Novo estudo NÃO diz que o vegetarianismo é ruim para o ambiente

Desbancando a falsa informação de que a dieta vegetariana causa mais impactos ao meio ambiente do que o consumo de carne

Desbancando a falsa informação de que a dieta vegetariana causa mais impactos ao meio ambiente do que o consumo de carne

Segurem a onda, carní(stas)voros.

Várias manchetes na última terça-feira sugerem que um novo estudo determinou que o vegetarianismo pode ser mais prejudicial ao ambiente do que comer carne, voando na cara de pesquisa anterior. Mas os pesquisadores por trás deste novo estudo dizem que isso é uma descaracterização total do que eles realmente descobriram.

Em vez disso, em termos de impacto ambiental, verifica-se que nem todos os alimentos em um determinado grupo alimentar são produzidos iguais, Michelle Tom e Paul Fischbeck, da Universidade Carnegie Mellon, disseram ao The Huffington Post.

“Você não pode agrupar todos os legumes juntos e dizer que são bons”, disse Fischbeck. “Você não pode agrupar toda a carne junta e dizer que é ruim.” (do ponto de vista ambiental).
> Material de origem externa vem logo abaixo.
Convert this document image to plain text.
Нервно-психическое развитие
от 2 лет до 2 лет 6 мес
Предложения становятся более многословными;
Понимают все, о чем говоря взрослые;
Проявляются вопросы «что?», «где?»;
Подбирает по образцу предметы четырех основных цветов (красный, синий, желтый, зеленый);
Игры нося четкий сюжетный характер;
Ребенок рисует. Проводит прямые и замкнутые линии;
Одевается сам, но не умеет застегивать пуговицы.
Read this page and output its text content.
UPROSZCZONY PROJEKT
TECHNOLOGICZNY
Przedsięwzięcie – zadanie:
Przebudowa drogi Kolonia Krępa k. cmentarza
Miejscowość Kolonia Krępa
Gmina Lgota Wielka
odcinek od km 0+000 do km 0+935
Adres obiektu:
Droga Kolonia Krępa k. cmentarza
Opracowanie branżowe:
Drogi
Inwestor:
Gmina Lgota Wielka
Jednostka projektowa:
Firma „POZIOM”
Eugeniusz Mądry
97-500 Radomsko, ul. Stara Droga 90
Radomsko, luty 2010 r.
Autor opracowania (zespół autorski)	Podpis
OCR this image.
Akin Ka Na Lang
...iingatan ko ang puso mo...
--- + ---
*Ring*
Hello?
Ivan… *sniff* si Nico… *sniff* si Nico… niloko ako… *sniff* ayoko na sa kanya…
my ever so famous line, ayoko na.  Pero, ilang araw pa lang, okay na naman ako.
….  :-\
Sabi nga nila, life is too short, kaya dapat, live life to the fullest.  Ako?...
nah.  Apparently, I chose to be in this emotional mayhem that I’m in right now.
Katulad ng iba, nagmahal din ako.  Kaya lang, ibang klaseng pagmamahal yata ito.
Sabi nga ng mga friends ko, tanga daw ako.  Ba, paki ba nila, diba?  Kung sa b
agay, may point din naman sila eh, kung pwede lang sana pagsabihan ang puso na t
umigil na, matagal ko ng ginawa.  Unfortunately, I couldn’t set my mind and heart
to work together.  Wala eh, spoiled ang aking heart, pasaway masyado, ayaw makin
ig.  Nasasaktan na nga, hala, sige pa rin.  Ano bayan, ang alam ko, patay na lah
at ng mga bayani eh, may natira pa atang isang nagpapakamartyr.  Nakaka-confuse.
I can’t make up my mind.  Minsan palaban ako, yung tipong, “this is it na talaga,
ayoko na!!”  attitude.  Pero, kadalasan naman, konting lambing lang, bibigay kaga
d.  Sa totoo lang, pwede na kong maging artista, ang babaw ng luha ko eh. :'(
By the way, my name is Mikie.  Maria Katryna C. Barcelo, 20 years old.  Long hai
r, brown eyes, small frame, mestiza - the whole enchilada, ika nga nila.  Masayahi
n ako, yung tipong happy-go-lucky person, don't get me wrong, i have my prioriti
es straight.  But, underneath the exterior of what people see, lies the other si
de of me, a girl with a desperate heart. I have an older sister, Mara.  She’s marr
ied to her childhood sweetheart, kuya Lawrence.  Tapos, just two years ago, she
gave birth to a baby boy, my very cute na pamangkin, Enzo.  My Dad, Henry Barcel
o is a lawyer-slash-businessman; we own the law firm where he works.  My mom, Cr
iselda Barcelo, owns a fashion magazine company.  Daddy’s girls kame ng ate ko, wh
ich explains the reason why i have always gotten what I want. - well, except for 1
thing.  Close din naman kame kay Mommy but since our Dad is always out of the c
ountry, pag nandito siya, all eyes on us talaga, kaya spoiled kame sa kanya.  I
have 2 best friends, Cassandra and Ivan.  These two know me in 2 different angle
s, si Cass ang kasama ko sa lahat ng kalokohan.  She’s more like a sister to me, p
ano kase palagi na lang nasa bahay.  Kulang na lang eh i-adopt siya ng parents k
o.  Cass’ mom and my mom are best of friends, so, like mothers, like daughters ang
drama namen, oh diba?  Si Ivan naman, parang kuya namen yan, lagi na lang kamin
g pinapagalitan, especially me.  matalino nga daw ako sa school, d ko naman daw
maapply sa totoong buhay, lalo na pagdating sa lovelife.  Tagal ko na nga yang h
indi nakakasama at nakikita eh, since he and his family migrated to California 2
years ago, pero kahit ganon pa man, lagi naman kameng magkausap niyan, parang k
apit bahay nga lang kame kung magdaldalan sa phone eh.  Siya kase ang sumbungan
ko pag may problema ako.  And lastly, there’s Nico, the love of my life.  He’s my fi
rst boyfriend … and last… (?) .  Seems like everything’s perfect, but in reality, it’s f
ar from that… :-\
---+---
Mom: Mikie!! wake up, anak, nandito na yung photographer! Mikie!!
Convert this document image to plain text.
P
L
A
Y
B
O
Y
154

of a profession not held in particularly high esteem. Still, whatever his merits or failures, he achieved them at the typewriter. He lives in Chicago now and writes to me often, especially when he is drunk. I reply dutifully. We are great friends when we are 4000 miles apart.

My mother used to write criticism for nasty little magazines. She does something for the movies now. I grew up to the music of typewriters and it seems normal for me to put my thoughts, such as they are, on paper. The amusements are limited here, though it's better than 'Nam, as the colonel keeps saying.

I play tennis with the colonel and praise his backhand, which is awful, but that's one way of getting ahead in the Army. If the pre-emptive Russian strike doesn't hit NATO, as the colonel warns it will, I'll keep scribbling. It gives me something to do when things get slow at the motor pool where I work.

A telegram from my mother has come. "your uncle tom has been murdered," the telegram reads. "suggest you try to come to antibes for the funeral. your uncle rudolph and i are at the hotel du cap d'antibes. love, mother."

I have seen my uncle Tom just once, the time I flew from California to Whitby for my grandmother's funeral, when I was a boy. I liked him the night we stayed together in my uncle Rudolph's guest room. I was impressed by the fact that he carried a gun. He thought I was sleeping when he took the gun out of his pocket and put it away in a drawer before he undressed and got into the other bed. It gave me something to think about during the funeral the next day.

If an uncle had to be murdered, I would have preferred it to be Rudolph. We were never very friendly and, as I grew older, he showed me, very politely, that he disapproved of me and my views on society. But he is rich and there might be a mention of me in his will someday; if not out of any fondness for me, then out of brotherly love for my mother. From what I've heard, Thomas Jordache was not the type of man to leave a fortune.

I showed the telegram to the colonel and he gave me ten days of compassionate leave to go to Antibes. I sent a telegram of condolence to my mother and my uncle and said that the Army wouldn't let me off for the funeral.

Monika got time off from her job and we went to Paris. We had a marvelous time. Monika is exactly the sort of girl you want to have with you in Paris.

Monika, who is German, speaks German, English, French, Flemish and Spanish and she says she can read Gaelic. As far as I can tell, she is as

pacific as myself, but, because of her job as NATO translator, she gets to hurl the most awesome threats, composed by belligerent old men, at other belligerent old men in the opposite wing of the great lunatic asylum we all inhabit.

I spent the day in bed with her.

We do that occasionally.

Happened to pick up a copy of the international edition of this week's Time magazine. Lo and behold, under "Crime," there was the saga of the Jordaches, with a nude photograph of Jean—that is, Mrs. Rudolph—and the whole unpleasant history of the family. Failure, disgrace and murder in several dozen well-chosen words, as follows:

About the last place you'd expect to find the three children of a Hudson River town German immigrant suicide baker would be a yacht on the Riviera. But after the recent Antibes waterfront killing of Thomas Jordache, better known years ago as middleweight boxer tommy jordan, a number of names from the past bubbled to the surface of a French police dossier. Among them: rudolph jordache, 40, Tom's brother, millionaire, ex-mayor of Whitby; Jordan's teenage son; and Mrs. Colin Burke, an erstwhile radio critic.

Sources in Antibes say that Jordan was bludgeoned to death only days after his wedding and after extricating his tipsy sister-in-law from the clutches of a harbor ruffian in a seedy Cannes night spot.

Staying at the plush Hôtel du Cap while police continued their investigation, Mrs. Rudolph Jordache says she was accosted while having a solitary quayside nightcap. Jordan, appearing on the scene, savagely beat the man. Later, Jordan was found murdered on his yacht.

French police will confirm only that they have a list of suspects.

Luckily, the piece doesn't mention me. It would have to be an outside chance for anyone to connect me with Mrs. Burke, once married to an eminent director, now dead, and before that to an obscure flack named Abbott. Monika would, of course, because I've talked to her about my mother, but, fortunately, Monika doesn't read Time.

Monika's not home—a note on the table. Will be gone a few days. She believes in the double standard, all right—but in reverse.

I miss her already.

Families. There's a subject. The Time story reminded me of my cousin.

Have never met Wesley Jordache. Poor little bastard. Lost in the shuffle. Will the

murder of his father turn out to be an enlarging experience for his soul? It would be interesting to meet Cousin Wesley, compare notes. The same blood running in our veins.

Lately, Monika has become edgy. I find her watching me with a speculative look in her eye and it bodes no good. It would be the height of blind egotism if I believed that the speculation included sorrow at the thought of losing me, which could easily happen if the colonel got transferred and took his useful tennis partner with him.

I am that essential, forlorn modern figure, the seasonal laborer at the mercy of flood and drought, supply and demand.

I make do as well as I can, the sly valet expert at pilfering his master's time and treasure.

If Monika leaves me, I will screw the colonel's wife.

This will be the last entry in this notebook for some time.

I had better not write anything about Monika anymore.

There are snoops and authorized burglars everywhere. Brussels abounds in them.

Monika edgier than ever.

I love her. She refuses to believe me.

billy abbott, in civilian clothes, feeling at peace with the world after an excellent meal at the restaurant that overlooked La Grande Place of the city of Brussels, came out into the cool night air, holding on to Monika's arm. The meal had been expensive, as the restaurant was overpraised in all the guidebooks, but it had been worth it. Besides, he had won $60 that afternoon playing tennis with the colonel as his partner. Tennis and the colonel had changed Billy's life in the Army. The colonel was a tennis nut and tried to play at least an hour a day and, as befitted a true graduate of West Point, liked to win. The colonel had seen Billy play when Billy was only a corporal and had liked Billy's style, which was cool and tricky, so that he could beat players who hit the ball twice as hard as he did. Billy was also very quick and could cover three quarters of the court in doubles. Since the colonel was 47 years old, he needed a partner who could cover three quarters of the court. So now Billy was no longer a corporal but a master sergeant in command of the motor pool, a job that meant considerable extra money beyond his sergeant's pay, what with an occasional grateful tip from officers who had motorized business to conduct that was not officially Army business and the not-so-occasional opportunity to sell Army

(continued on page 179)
Alguns jornalistas destacaram a constatação de que caloria a caloria, produzir alface gera mais gases de efeito estufa (GEE) do que bacon. Mas estes são apenas dois alimentos. Realisticamente, um vegetariano não vai substituir cada caloria de carne de porco por uma caloria de alface. Citar este dado sozinho ignora que os pesquisadores descobriram que couve, brócolis, arroz, batata, espinafre e trigo (só para citar alguns) todos tiveram uma classificação abaixo da carne de porco em termos de GEE.

Da mesma forma, em termos de uso de água “azul” – o que significa água fresca que é retirada de águas subterrâneas e superficiais, em oposição a água que cai diretamente do céu como chuva – produzir cerejas, cogumelos e mangas precisa de mais água do que produtos da carne. Mas milho, amendoim, cenoura e trigo todos usam menos água do que toda a carne (que não seja “fruto do mar”).

Em outras palavras, os pesquisadores não descobriram que vegetarianismo é ruim para o meio ambiente. Eles descobriram que nem todos os produtos vegetais são mais ecológicos do que os produtos de carne.

O ponto inicial do estudo, que foi publicado na revista Environment Systems and Decisions no final de novembro, foi olhar para os impactos ambientais de acordo com as orientações dietéticas recomendadas pelo Departamento de Agricultura dos EUA. Em geral, o USDA recomenda maior ingestão de frutas, vegetais, laticínios e frutos do mar. Os pesquisadores então analisaram três possíveis planos alimentares:

-Uma dieta que reduziu a ingestão calórica, mas com uma mistura de tipos de alimentos que representam a dieta americana média.
– Uma dieta que não reduzir calorias, mas incluiu a proporção de tipos de alimentos recomendados pela USDA.
– Uma dieta de calorias reduzidas e que incluiu as proporções de tipos de alimentos recomendados pela USDA.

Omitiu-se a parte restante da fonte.